By Rabbi Alexander London
BAVA KAMMA 27b
The Mishna states: If one places a jug in a public thoroughfare and another person stumbles over the jug and breaks it, that person is not liable to pay for the damage. If the person was damaged by the jug, the owner of the jug is liable for those damages.
The Gemara asks: Why is the person who stumbles over the jug and breaks it not liable for the damage? He should have watched where he was going!
Tosafos says that the Gemara did not ask, Why, if the person was damaged by the jug, is the owner of the jug liable for these damages? Here also, the fact that the person should have watched where he was going should absolve the owner of the jug from responsibility! Tosafos explains that there is a principle in Jewish law: One bears greater responsibility to ensure that he does not damage, than he does to ensure that he is not damaged.
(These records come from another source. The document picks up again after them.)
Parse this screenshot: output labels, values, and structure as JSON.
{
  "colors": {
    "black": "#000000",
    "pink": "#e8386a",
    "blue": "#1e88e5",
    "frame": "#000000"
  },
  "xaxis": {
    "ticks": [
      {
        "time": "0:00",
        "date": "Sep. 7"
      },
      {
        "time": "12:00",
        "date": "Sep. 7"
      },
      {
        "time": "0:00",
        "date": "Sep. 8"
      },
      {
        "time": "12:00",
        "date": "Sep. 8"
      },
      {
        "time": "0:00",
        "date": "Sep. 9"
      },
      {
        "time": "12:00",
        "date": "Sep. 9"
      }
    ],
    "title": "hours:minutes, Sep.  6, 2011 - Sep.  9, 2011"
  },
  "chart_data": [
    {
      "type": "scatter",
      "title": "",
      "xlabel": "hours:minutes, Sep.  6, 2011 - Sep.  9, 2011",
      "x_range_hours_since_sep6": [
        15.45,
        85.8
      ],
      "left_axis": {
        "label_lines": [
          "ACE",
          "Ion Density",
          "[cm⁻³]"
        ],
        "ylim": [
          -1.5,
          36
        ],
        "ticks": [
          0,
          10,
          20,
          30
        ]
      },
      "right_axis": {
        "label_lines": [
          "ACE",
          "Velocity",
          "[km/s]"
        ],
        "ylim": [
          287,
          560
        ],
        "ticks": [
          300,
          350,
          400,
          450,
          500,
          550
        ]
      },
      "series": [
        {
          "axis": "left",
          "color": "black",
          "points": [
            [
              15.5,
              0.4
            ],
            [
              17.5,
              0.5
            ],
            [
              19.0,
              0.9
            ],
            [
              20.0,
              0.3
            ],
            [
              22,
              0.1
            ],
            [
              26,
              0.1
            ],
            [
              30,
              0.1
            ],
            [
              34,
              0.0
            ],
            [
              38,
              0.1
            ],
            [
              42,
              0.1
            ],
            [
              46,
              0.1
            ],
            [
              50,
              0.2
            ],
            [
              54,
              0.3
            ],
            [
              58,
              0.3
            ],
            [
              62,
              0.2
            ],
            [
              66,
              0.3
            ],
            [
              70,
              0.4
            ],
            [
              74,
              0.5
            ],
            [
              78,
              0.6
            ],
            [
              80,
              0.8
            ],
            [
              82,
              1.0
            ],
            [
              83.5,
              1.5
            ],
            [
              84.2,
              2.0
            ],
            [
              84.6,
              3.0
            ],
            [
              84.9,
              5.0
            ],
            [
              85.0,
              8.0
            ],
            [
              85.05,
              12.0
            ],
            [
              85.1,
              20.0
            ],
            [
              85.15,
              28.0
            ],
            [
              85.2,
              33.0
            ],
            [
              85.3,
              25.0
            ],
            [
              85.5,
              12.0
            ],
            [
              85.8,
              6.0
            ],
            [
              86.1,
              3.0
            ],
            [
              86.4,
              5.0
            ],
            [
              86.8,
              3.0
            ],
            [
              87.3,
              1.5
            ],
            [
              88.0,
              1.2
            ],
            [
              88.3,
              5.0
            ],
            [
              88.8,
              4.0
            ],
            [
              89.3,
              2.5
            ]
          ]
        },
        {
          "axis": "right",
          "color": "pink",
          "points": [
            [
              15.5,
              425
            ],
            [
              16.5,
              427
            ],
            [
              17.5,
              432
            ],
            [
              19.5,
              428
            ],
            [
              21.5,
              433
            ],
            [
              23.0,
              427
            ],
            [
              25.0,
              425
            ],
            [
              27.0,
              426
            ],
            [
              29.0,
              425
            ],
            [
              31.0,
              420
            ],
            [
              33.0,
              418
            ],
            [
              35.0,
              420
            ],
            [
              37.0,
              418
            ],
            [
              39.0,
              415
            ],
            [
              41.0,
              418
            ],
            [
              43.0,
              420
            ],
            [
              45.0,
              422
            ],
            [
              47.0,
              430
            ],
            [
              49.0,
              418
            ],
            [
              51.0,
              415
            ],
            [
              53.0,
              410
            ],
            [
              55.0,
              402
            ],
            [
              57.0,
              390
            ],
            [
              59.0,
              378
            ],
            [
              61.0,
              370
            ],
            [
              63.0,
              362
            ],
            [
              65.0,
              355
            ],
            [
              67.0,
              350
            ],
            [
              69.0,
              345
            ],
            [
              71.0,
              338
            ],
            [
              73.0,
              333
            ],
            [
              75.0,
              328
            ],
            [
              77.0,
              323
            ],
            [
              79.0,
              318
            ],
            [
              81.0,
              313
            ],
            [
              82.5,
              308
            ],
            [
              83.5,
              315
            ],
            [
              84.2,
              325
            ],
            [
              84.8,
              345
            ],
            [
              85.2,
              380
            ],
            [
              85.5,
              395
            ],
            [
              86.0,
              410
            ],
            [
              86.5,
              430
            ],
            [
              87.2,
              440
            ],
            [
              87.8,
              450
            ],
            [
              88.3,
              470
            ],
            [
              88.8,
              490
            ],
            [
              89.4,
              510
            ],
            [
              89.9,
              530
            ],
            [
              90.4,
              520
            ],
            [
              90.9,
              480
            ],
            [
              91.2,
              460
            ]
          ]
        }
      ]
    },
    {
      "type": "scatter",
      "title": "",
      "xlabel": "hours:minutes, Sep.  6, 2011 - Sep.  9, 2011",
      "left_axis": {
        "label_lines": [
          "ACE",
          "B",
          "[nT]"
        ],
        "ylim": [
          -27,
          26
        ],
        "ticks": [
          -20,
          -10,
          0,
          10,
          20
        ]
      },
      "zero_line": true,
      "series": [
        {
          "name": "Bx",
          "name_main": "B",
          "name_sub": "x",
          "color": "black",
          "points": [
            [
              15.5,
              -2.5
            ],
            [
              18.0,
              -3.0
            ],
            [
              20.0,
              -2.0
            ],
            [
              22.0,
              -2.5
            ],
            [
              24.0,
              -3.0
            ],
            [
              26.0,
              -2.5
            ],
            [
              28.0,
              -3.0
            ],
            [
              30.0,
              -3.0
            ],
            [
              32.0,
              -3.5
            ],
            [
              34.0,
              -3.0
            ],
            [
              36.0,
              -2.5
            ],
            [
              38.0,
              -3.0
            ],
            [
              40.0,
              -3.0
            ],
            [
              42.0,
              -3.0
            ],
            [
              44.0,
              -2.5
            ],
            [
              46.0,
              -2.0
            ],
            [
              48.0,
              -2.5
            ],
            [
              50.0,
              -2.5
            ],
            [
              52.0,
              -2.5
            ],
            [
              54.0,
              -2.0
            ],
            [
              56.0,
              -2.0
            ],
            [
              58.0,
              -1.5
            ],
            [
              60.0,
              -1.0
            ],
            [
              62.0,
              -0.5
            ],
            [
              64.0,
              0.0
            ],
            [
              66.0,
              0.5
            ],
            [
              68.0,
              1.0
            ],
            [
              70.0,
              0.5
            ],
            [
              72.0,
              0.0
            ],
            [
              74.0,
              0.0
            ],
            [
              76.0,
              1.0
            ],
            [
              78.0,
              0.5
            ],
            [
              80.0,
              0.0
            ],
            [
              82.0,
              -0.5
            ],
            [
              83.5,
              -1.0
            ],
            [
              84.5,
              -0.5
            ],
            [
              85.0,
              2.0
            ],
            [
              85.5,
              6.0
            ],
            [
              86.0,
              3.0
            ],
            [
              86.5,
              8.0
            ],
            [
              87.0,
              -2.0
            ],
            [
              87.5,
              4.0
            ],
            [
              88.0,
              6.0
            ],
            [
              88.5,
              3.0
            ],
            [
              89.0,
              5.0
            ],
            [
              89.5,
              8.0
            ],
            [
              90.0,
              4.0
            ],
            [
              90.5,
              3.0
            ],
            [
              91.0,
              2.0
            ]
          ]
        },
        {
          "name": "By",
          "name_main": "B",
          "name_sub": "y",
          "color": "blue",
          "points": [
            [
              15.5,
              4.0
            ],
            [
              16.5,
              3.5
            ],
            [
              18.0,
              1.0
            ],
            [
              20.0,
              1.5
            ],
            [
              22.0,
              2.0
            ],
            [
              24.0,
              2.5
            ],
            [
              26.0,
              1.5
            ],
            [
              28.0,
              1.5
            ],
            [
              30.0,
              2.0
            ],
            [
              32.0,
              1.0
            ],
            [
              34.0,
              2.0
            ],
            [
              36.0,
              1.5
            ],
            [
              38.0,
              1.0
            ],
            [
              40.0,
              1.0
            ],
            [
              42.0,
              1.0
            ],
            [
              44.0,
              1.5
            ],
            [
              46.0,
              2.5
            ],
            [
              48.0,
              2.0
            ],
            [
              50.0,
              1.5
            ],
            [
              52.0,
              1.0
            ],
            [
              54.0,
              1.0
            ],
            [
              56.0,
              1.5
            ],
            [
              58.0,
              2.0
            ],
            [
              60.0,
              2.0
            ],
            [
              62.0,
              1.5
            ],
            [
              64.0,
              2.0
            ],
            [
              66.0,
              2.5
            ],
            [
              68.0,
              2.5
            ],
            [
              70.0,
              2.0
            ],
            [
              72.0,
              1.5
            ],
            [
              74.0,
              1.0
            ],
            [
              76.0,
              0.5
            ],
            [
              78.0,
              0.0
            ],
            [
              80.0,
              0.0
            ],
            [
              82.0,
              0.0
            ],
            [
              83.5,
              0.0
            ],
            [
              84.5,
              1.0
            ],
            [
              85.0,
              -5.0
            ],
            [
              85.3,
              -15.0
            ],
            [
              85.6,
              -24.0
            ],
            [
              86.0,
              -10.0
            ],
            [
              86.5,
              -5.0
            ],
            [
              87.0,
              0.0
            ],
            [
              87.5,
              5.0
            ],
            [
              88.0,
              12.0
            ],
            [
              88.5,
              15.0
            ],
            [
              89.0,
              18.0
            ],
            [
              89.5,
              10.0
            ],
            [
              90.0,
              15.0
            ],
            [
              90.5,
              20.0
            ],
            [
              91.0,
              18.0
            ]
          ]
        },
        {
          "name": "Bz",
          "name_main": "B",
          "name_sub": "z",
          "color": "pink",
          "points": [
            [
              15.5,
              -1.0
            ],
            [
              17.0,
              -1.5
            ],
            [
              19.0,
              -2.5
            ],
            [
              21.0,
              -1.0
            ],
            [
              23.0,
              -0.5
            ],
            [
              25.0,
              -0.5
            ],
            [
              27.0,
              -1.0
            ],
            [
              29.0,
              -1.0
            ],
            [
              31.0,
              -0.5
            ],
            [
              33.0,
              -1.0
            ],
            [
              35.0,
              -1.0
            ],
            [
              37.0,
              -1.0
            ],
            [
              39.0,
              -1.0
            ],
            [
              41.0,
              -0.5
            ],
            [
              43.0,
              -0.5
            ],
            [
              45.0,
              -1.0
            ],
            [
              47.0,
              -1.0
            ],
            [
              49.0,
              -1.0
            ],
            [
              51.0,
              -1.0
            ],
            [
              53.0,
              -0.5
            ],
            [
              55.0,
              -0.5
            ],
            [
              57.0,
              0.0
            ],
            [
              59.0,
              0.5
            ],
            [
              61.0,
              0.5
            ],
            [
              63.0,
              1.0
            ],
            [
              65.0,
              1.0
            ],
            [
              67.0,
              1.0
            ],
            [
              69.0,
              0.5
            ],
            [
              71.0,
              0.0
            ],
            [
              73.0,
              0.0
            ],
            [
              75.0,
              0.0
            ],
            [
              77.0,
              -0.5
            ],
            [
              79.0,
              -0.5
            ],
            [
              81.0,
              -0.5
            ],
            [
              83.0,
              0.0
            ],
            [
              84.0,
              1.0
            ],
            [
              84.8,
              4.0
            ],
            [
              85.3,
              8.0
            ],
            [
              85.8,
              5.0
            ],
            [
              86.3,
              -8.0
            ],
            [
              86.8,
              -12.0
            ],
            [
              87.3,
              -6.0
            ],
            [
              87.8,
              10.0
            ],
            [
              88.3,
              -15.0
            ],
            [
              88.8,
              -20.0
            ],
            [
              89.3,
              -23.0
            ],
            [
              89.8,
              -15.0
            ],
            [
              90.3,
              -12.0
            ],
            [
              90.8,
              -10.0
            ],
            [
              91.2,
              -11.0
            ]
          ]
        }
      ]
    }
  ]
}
The Nesivos (126:6) discusses a case where Reuven had deposited an article by Shimon. Reuven mistakenly told Shimon that the article actually belonged to Shimon. Shimon, forgetting that the object really belonged to Reuven, gave the object to a gentile. The Nesivos rules that Shimon must pay for the item. Although both Reuven and Shimon erred, Shimon bears responsibility. This is because of the principle that Tosafos stated: One bears greater responsibility to ensure that he does not damage, than he does to ensure that he is not damaged.